The Factsheet tracks key mile markers along the energy transition pathway. In 2021, renewable energy continued to be the number one source of electricity generation for Minnesota at 28 percent while zero-carbon sources, renewables and nuclear technologies, provided the majority at 52 percent. Power sector emissions have fallen 40 percent over the last decade and while they rose slightly in 2021 from 2020 levels, they were still lower than their pre-pandemic levels in 2019. The increase in emissions was expected and driven by an economic rebound and a slight increase of coal-powered electricity due to the high cost of natural gas. Meanwhile, Minnesota’s energy productivity, or how efficiently the state uses its energy, rose again in 2021.
“The data from last year shows how the clean energy transition is happening in Minnesota in real time, and the decline of energy imports is an especially exciting metric as we work to achieve energy independence” said Gregg Mast, Executive Director of Clean Energy Economy Minnesota. “The challenges of 2021 have demonstrated why it’s more important than ever to continue expanding our clean energy sector with thoughtful policy and smart investments.”

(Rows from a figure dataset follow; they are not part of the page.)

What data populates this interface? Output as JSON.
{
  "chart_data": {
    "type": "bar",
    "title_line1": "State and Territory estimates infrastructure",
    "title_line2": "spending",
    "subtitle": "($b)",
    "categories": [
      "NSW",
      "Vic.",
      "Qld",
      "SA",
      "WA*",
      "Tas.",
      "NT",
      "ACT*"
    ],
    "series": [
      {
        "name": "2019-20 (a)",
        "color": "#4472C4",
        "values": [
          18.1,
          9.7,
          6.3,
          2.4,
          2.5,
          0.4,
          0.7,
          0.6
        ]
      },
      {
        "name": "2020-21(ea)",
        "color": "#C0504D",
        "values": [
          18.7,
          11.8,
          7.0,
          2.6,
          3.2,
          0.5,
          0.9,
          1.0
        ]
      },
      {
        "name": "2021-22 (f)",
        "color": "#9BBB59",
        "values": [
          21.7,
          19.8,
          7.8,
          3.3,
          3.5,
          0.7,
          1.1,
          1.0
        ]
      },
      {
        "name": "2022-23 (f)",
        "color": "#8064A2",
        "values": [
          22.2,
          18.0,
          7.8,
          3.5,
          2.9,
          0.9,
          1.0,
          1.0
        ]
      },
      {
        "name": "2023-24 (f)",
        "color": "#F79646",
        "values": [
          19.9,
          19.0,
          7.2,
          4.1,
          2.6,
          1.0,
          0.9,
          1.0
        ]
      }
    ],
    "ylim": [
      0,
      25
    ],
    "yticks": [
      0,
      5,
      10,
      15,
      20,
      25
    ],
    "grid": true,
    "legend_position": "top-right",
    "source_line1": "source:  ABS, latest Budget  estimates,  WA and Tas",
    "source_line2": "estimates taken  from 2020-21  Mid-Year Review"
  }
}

Lisa Jacobson, President of the BCSE, added that the data tracked by the 2022 Minnesota Energy Factsheet confirms the industry’s vital importance to the state’s economy and that the facts support continued public policy support and investment in the clean energy sector, for its economic and environmental benefits to residents of Minnesota.
The Factsheet is a companion to the 2022 Sustainable Energy in America Factbook, which outlines key trends influencing national and state investment and economics, energy supply and energy demand. Both resources are commissioned by the Business Council for Sustainable Energy (BCSE), with research by BloombergNEF. The Minnesota Energy Factsheet is made possible with the support of the McKnight Foundation.
“Minnesota leads the Midwest and the nation in growing an equitable clean energy economy, harnessing our ingenuity and industry to revitalise our communities and provide family-supporting jobs” said Sarah Christiansen, Director of the McKnight Foundation's Midwest Climate and Energy programme. “It's everywhere you look. From Mountain Iron to North Minneapolis, Red Lake to Rochester, Nobles County to North Branch, Minnesota communities are already benefiting from wind, solar, energy efficiency, and electric vehicles - and these benefits will only continue to grow.”
Findings from this year’s Minnesota Energy Factsheet include:
The majority of Minnesota’s electricity consisted of zero-carbon power at 52 percent in 2021 – compared to the national average of 39 percent.
Renewable technologies provided 28 percent of Minnesota’s generation in 2021. Over the last decade, renewable generation has increased 60 percent from 10.6TWh to 17TWh in 2021.
Renewables account for 81 percent of all new power-generating capacity built in Minnesota in the last decade.
In 2021, wind and solar accounted for nearly all (98.5 percent) of new generation capacity added in Minnesota.
Minnesota is on its way to achieving energy independence – with energy imports falling to just 10 percent in 2021, compared to 22 percent a decade ago.
Minnesota continues to outpace the nation in emission reductions - now 45 percent below 2005 levels vs. the 35 percent reduction nationwide.
Power sector emissions in Minnesota have fallen 40 percent in the last decade. The rebound in economic activity in 2021 has corresponded to a 9 percent increase in emissions, but they remain below pre-pandemic levels.
Minnesota’s energy productivity (how efficiently we use energy) increased to 29 percent from 25 percent in 2020.
The American Council for an Energy-Efficient Economy (ACEEE) ranked Minnesota 9th out of all 50 states for its overall energy efficiency programmes.
Minnesotans are choosing electric vehicles at an increasing rate. Annual registrations for electric vehicles have increased 300 percent in the last 5 years.